Keep My Word

旅とタンゴをこよなく愛する。カラダナオル創業者。

語学習得のための残酷な事実について

最近、イギリス人やオーストラリア人とブエノスアイレスで会う機会があり、彼らの共通しているスペイン語の学び方が、「一日最低4時間、ときには6時間から7時間ぐらい語学学校で勉強する」という学習スタイルということを知った。

そんな彼らと話すたびに「なんだかなー」という気持ちになる。仮に彼らがもっと長い期間集中して学ぶのであれば賞賛に値するが、多くの場合は長くて2,3ヶ月しかスペイン語を勉強をしない。

そうして、とりあえずなんとか日常生活で使う言葉は覚えてアルゼンチン、あるいはほかのラテンアメリカ諸国を旅する。母国に帰って2,3年したら一ミクロンもスペイン語を覚えていないだろうが、そのようなことについてあまり彼らは頓着していない。

語学をマスターするのに、集中して勉強することは非常に有効である。でも、結局のところそれにも限界がある。限られた一部の人はそのような方法でマスター出来るかもしれないが、多くの人にとってみれば、そのような勉強方法は苦痛でしかない。日本の受験勉強の延長で、語学を勉強しても意味がない。

ひとつ言えるのは、語学勉強の初期段階において集中して勉強するのは、とても有効だ。自分もブエノスアイレスに来た当初は、毎日のレッスンに加えて、宿題が山ほど出されたので、合計すると一日4,5時間は勉強していた。

だが、最初から自分のなかで明確だったのは、「スペイン語を自分が満足できるレベルで話せるようになるには、少なくても二年はかかるだろう」ということだ。だから、比較的長い目でもっと自分の成果を冷静に判断することが出来たし、なかなか上達しない時期も気落ちしないでどうにかして続けることが出来た。

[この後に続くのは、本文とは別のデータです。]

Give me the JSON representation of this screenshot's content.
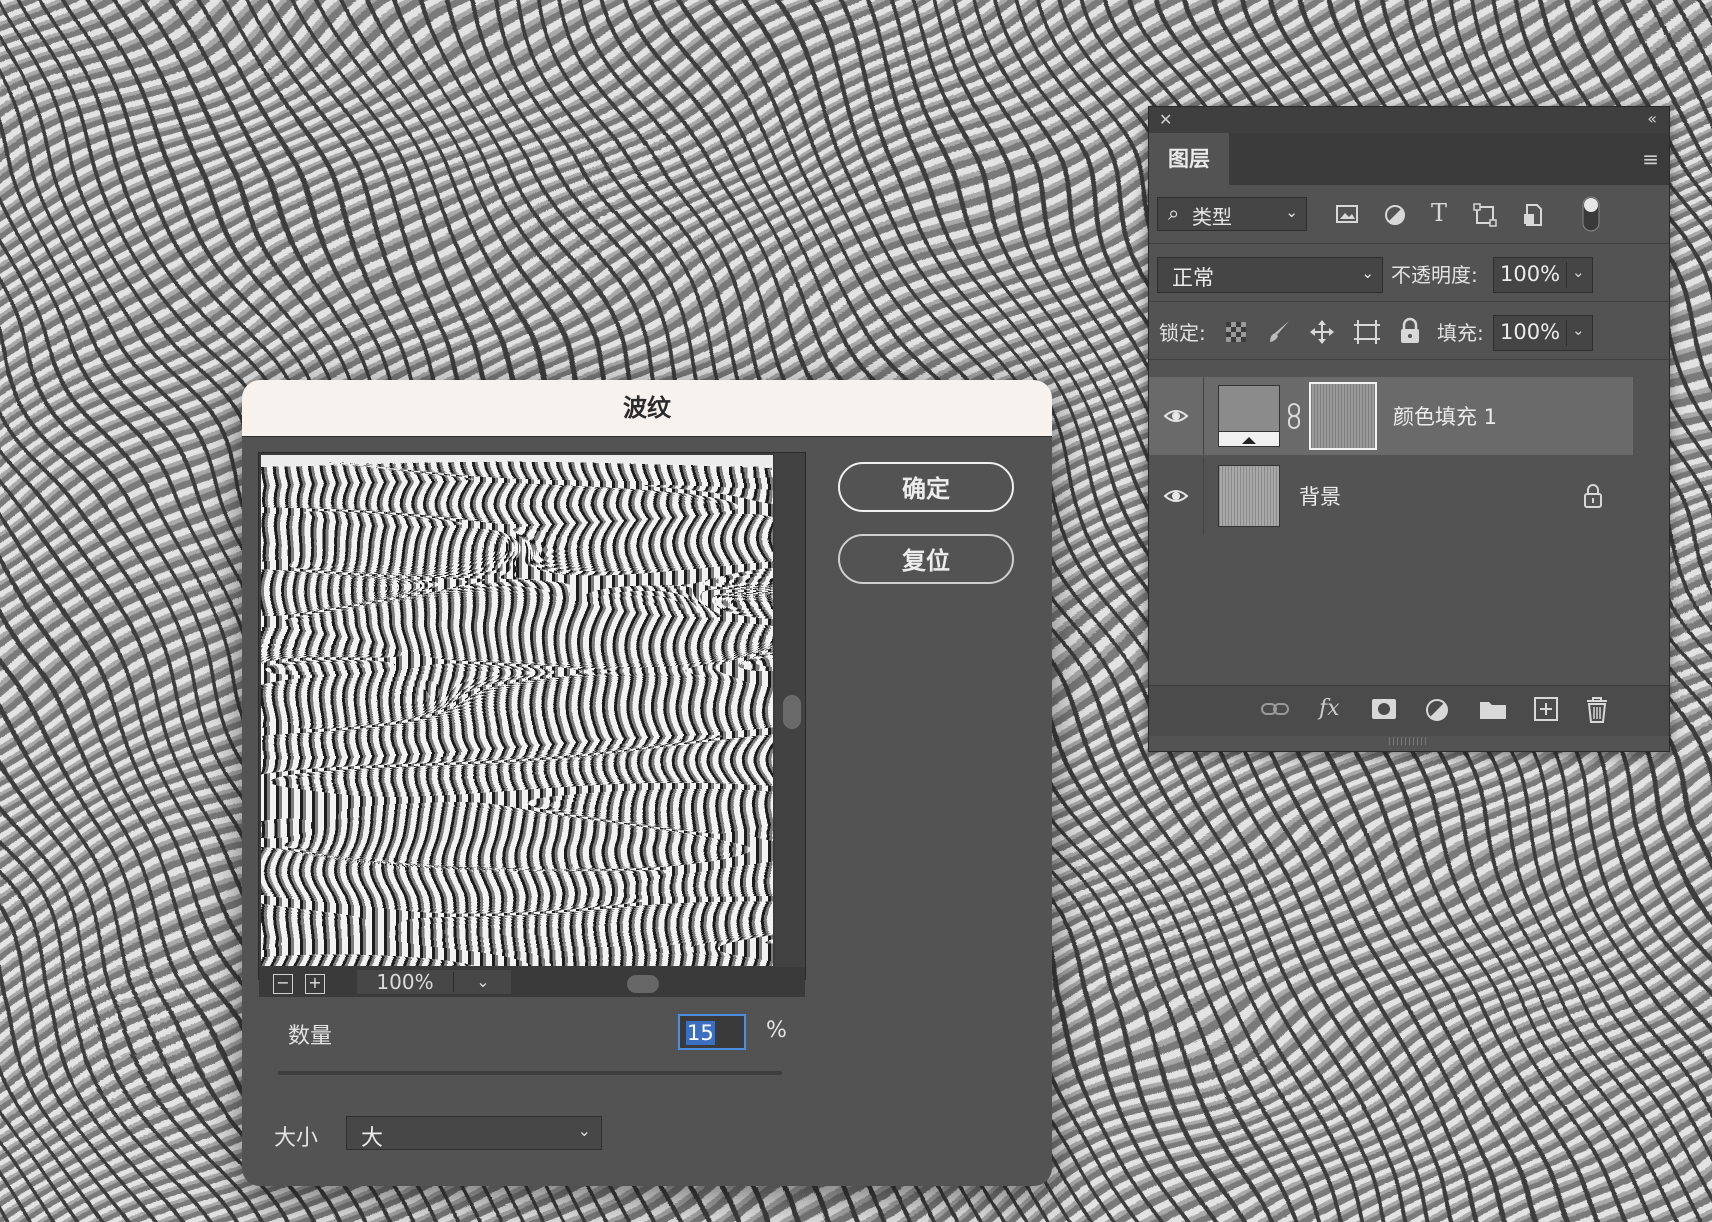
{
  "dialog": {
    "title": "波纹",
    "ok_label": "确定",
    "reset_label": "复位",
    "zoom_value": "100%",
    "zoom_out_label": "−",
    "zoom_in_label": "+",
    "amount_label": "数量",
    "amount_value": "15",
    "amount_unit": "%",
    "amount_slider_fraction": 0.52,
    "size_label": "大小",
    "size_value": "大"
  },
  "layers_panel": {
    "tab_label": "图层",
    "filter_label": "类型",
    "blend_mode": "正常",
    "opacity_label": "不透明度:",
    "opacity_value": "100%",
    "lock_label": "锁定:",
    "fill_label": "填充:",
    "fill_value": "100%",
    "layers": [
      {
        "name": "颜色填充 1",
        "selected": true
      },
      {
        "name": "背景",
        "selected": false
      }
    ]
  },
  "colors": {
    "dialog_bg": "#535353",
    "title_bar": "#f7f2ee",
    "accent": "#4d8dde"
  }
}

結局のところ、語学学習の肝は「いかに学習を継続させるか」というただ一点に尽きる。

そうして、語学力向上のカギを握るのは、同じような負荷をかけ続けても、一生今のレベルからは抜け出せないという残酷な事実だ。

手を変え品を変え、自分の足りない部分を見極めて、足りない部分を補って勉強していくしかない。

最初から一日4時間勉強するという目標を掲げることは、馬鹿げている。勉強した時間=学習成果にはけっして繋がらない。語学学習においては、努力が期待を裏切ることが多々ある。

「そこそこのスペイン語」「そこそこの英語」「そこそこの〇〇語」から抜け出るのは、至難の業だ。

人はなんでも誰かや何かを頼りにしたい弱い生き物だ。だから、あほかと思うような「寝てるだけでマスターできる英語学習方法」とか「聞くだけでマスター出来る!」というキャッチコピーに踊らされるのだろう。

「何時間勉強したから、きっと自分は上達する!」というのも幻想だ。最終的には学習の質がモノを言う。誰でも勉強なんてしたくない。だからこそ、最短距離で走ることを目指すべきだと思う。そうしても結局は遠回りになるのだから。

何度も言うようだが、「質で量を補うことは出来るが、量で質を補うことは出来ない」ということだ。

オンライン英会話スクール「ワンズワードオンライン」を開校前から常々思っていたことだが、まさか日本から遠く離れたブエノスアイレスでこのことを自分自身で追体験するとは想像していなかった。